Each participant received $15 in dollar bills, from which they took $1 for each bet. They could either keep the dollar or risk it for the possibility of getting an extra $1.50 if they won a coin toss. So in each round, they could net $2.50 if they won the toss, or get nothing if they lost. The bets were attractive because statistically, the students stood to come out ahead if they took all 15 bets.

Those who talked through their decision in English were less likely to up the ante – that group only took the bets 54 percent of the time, compared with 71 percent in the Spanish-speaking group. In another experiment involving native speakers of English, Korean, French, Spanish, and Japanese, participants more often avoided taking risks when speaking in the languages they first learned.
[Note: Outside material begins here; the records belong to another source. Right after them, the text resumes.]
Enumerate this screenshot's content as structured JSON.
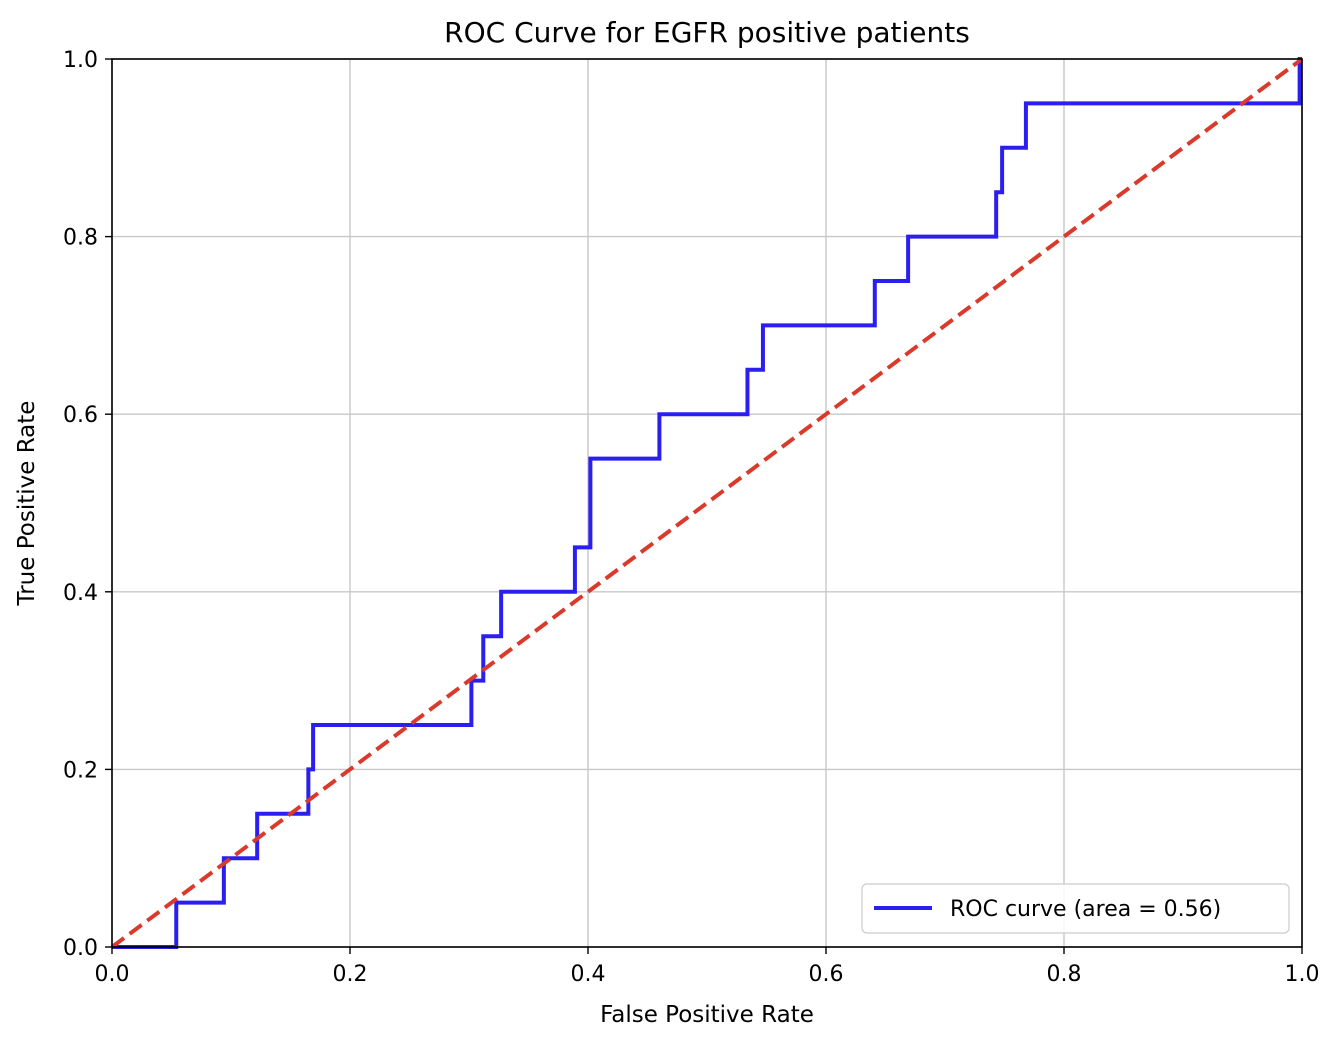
{
  "chart_data": {
    "type": "line",
    "title": "ROC Curve for EGFR positive patients",
    "xlabel": "False Positive Rate",
    "ylabel": "True Positive Rate",
    "xlim": [
      0.0,
      1.0
    ],
    "ylim": [
      0.0,
      1.0
    ],
    "x_ticks": [
      "0.0",
      "0.2",
      "0.4",
      "0.6",
      "0.8",
      "1.0"
    ],
    "y_ticks": [
      "0.0",
      "0.2",
      "0.4",
      "0.6",
      "0.8",
      "1.0"
    ],
    "grid": true,
    "legend_placement": "lower right",
    "series": [
      {
        "name": "ROC curve (area = 0.56)",
        "color": "#2a1ff0",
        "line_style": "solid",
        "x": [
          0.0,
          0.054,
          0.054,
          0.094,
          0.094,
          0.122,
          0.122,
          0.165,
          0.165,
          0.169,
          0.169,
          0.302,
          0.302,
          0.312,
          0.312,
          0.327,
          0.327,
          0.389,
          0.389,
          0.402,
          0.402,
          0.46,
          0.46,
          0.534,
          0.534,
          0.547,
          0.547,
          0.641,
          0.641,
          0.669,
          0.669,
          0.743,
          0.743,
          0.748,
          0.748,
          0.768,
          0.768,
          0.998,
          0.998,
          1.0
        ],
        "y": [
          0.0,
          0.0,
          0.05,
          0.05,
          0.1,
          0.1,
          0.15,
          0.15,
          0.2,
          0.2,
          0.25,
          0.25,
          0.3,
          0.3,
          0.35,
          0.35,
          0.4,
          0.4,
          0.45,
          0.45,
          0.55,
          0.55,
          0.6,
          0.6,
          0.65,
          0.65,
          0.7,
          0.7,
          0.75,
          0.75,
          0.8,
          0.8,
          0.85,
          0.85,
          0.9,
          0.9,
          0.95,
          0.95,
          1.0,
          1.0
        ]
      },
      {
        "name": "",
        "color": "#d93a2b",
        "line_style": "dashed",
        "x": [
          0.0,
          1.0
        ],
        "y": [
          0.0,
          1.0
        ]
      }
    ],
    "legend": [
      "ROC curve (area = 0.56)"
    ]
  }
}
Another hypothetical experiment put the lives of several thousand imaginary people into the hands of the unsuspecting participants. Researchers put forth scenarios in both the participants’ native language and in a foreign language. In the first scenario:

There’s a disease epidemic sweeping through the country, and without medicine, 600,000 people will die. You have to choose one of two medicines to make:
If you choose medicine A, 200,000 people will be saved. If you choose medicine B, there is a 1/3 chance of saving 600,000 people and a 2/3 of saving no one. Which medicine do you choose?

Researchers were correct in hypothesizing that most people would choose option A, which clearly states that people would be saved. Framed a little differently, and with a little more risk involved, participants were also given the following situation:

“If you choose medicine A, 400,000 people will die. If you choose medicine B, there is a 1/3 chance of saving 600,000 people and a 2/3 of saving no one. Which medicine do you choose?”

The distinct wording of the second question – that people would be killed if they selected medicine A – made medicine A less appealing in the native language. The two scenarios can both ultimately save 200,000 people. Only when asked in a foreign language did participants act rationally, realizing the truth in the numbers and choosing to spare the lives of the same amount of people as in the first medical crisis.

As this study aimed to show, a person’s first language is also their most emotional language. Psychologists called the foreign-language decisions more “rational,” due to the fact that they could more easily omit their fear of losing money (or lives) from their decision. Cognitive bias – a preference for making judgments based on past experiences, despite current evidence – is our brain’s first line of defense in decision-making.

A reason behind cognitive bias in a first language could be that our thoughts flow more freely than when trying to speak in another language. An emotional response to a certain phrase is immediate. In a second (third, fourth…) language, our instincts are less keen, and past biases – which are likely stored in the first language – are more difficult to access, and instead the facts about the task at hand are given priority. This mental block could cause the thinker to take into account only the factors that are of immediate consideration – not emotions. Being less emotional about a decision means we won’t necessarily use our gut instincts, which can sometimes be right. Still, researchers believe this study reveals that there are ways around our often hindering cognitive biases.